A commercial court in Córdoba, Spain, has declined to punish NordVPN with coercive fines after the company was accused of failing to comply with an order to block IP addresses allegedly used to distribute unauthorized broadcasts. The decision does not settle the underlying dispute - main proceedings remain ongoing - but it marks a meaningful pause in what has become one of the most legally contentious efforts by a major European entertainment rights holder to extend copyright enforcement to privacy infrastructure. At stake is a question that goes well beyond football rights: can a VPN provider be compelled to act as a blocking intermediary, and what happens when the technical demands of that role are, demonstrably, unrealistic?
The Order That Started the Argument
In February of this year, Commercial Court No. 1 of Córdoba issued an injunction classifying VPN services as "technological intermediaries" and ordering them to actively block IP addresses associated with unauthorized broadcast streams. The injunction specifically named NordVPN and ProtonVPN. Crucially, it was granted without either company being given the opportunity to contest it beforehand, and no immediate avenue of appeal was made available.
Both companies are incorporated outside the European Union - NordVPN operates from Panama, and Proton is headquartered in Switzerland. That jurisdictional distance complicated enforcement from the outset and amplified the companies' objections. They were being ordered to comply with a judicial mandate from a country whose courts have no direct regulatory authority over them, under a legal theory - that VPN providers are intermediaries analogous to internet service providers - that remains untested and contested across multiple jurisdictions.
The rights holder behind the action estimates that unauthorized distribution of its broadcast content costs Spanish clubs between €600 million and €700 million annually. That figure explains the urgency of the enforcement effort. It does not, however, resolve whether the mechanism chosen to address the problem is technically coherent or legally sustainable.
Why the Technical Objections Carried Weight
When the Córdoba court considered whether to impose fines, it accepted technical evidence submitted by NordVPN. The judge ruled that it could not be concluded the company had deliberately and without justification breached the February order. That is a narrow finding - it is not an exoneration, and it does not invalidate the original injunction. But it does suggest the court found the practical arguments credible enough to withhold punishment.
NordVPN's core technical position is straightforward: the IP addresses specified in the blocking order are not static. They change frequently - sometimes within hours. By the time a VPN provider received a list, processed it, and implemented blocks at the infrastructure level, many of the listed addresses would no longer correspond to the sources they were meant to suppress. Blocking them at that point would achieve nothing against unauthorized distribution while potentially disrupting entirely unrelated services that had since been assigned the same addresses.
The second objection is about collateral damage. IP-level blocking is a blunt instrument. A single IP address can host hundreds or thousands of distinct services, particularly in cloud and content delivery environments.
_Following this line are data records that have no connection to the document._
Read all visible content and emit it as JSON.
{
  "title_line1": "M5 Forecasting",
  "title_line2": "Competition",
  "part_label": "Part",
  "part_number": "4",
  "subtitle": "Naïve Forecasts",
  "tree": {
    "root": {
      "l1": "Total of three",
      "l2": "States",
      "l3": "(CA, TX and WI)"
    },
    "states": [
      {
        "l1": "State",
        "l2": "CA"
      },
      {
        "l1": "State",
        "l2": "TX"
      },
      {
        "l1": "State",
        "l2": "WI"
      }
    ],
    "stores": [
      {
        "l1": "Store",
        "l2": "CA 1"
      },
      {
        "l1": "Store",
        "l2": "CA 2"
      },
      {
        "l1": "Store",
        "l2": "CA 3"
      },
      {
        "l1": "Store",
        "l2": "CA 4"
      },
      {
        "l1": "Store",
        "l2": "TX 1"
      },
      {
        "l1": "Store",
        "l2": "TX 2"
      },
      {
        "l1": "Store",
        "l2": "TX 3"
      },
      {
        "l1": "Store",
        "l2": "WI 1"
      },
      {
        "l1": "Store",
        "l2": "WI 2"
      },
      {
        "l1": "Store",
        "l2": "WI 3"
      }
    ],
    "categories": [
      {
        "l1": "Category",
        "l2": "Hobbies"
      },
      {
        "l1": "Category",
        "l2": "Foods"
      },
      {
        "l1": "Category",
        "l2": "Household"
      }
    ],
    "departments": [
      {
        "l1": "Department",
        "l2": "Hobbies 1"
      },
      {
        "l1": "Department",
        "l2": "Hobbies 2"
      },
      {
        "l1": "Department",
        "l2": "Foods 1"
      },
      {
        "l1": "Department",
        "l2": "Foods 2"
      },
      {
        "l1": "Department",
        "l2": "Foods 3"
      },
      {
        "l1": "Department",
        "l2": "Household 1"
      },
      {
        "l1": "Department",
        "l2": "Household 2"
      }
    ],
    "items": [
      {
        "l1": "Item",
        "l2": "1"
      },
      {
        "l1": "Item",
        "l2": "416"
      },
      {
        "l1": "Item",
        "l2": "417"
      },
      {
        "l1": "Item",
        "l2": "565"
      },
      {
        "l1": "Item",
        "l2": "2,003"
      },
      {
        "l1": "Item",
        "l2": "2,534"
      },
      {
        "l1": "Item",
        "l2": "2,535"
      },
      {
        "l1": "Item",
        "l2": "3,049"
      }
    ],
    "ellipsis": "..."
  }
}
Blocking that address wholesale does not surgically remove one unauthorized stream; it removes everything on that address from the view of users subject to the block. This is not a theoretical concern. During broadcast windows this year, services including Cloudflare, Vercel, GitHub, and Docker became intermittently inaccessible to users in Spain - a direct consequence of broad IP blocking applied under orders related to this same enforcement effort.
The Broader Legal and Technological Tension
The Córdoba case sits at the intersection of two forces that have been pulling against each other for years: the legitimate interest of rights holders in protecting valuable broadcast content, and the structural limitations of internet architecture when used as an enforcement mechanism.
Internet service providers have been ordered to implement blocking in many jurisdictions, including across the EU, and courts have developed frameworks for managing proportionality - requiring that blocks be targeted, regularly updated, and subject to review. Extending that logic to VPN providers is a different proposition. A VPN does not route its users through a fixed national infrastructure in the way a domestic ISP does. Its servers are distributed globally, its users connect across borders, and its core function - encrypting and rerouting traffic - means that blocking at the IP level may simply redirect users rather than prevent access.
The classification of VPN providers as "technological intermediaries" under Spanish law is itself the central legal question that has not yet been definitively resolved. If that classification holds through the main proceedings, it would create a precedent with significant implications for privacy infrastructure across Europe and beyond - not only for commercial VPN services but potentially for any technology that obscures or reroutes traffic.
For now, NordVPN has avoided fines. The company describes the outcome as a vindication of its technical arguments, while carefully acknowledging that the court was not ruling the rights holder wrong on the underlying substance. That restraint is appropriate. The procedural battle has produced one result; the substantive one is still ahead.